Text Box: Failure to grant an amnesty will fuel discontent about the peace process in Occupied Territories

         In October 1993, after PLO Chairman Yasser Arafat and Israeli Prime Minister Yitzhak Rabin signed the accord, a mere 560 out of 13,000 political prisoners were released. The accord received international press attention but did not satisfy the Palestinian population which knew that most of those freed were within weeks of a scheduled release anyway; moreover the 560 (not 640 as announced by Israel) did not include special cases of old, sick and female prisoners. Palestinians felt further insulted when they saw PLO had merely negotiated release of member of Fatah, the PLO party that Mr. Arafat heads.

         Arafat’s apparent inability to overcome personal  and party biases and the PLO’s weak negotiating power confronts Palestinians with  unhappy realities as the Declaration for Principles is put to the test of implementation.

         The issue of political prisoners has long been a major concern to Palestinians because those arrested represent their relentless struggle for statehood. Prisoners are heroes to their families; and prison experience is central to the resistance movement. Many who felt they were unjustly held pr who suffered extreme hardship in prison became more committed to political resistance; some joined radical Islamic parties.

         The heroism of the prisoners among Palestinians us heightened by the inhumane conditions in which the prisoners are held captive and the perceived false justice under which they are tried. Stories of detainees’ endurance circulate through the population.
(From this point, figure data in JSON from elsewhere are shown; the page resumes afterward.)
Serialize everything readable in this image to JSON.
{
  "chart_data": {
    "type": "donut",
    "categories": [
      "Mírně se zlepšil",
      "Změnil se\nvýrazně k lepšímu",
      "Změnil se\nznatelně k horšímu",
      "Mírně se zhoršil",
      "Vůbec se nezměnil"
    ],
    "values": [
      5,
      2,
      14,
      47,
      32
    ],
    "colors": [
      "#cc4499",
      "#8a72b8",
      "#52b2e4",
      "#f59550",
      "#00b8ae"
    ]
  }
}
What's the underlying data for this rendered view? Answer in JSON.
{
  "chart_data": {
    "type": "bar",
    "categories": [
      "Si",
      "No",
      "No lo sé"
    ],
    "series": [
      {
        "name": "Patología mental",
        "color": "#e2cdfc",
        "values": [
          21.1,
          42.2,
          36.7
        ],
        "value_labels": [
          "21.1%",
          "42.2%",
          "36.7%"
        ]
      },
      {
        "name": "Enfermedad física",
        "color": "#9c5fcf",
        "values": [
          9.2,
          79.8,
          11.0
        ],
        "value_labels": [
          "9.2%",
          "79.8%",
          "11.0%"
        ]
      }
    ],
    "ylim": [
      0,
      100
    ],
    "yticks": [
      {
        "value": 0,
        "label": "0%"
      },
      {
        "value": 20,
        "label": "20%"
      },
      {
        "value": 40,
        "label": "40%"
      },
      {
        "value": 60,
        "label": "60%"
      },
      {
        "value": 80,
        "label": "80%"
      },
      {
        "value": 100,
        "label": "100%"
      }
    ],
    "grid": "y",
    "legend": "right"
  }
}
Families of members of Hamas and other parties who might have thrown their weight behind the PLO leadership are increasingly disinclined to support it. One funds that hose young rebels taking up arms against both Israel and their Palestinian partners are the brothers, sons and close friends of the unjustly imprisoned.

         Prisoners’ rights groups inside Israel and among Palestinians are working tirelessly, although with little success, for the release of those unjustly arrested and for improved prison conditions. Reports by international human rights organizations repeatedly criticize the Israeli  military for excessive use of force in interrogation and for subhuman conditions in the 21 prisons and detention centers where Palestinians are held. Israel has consistently flouted this censure and defied international conventions regarding prisoners’ rights.

         The ineffectiveness of outside pressure groups led to a prison-wide hunger strike in 1992 by more than 14,000 Palestinians then held in Israeli jails and camps. Under immense pressure, Israeli authorities agreed to some of the demands and international attention waned.

         But today, 17 months later, almost none of the terms agreed to have been met; moreover, rights activists report, conditions of Palestinian prisoners are worse than ever.

         Ahmad Sayyad, director of the political prisoner’s rights group Mandela Institute, based in the West Bank town of Ramallah, notes the lack of progress with dismay. Especially troubling are health conditions of prisoners. He reports that several deaths in detention occurred in recent months; and men who received bullet wounds and injuries before arrest are regularly held without medical attention.

         Mr. Sayyed worried that with international attention now focused on political talks, prisoners have less protection than before. “Outside concern for prisoners has fallen off since the accord; so have funds supporting human rights work inside the territories,” he says.

         This situation has deeper political repercussions, fueling disillusionment about the peace process.

         Palestinians note that members of the United States Congress speak out on behalf of missing Israeli soldiers in Lebanon and of Israel’s call for amnesty for 300 of their collaborators, while they see more delays regarding the Palestinian prisoners who, they charge, are now being held as political hostages.

         If those political prisoners’ rights cannot be won in the early stages, what, Palestinians ask, are our chances for autonomy and democracy as the negotiations proceed?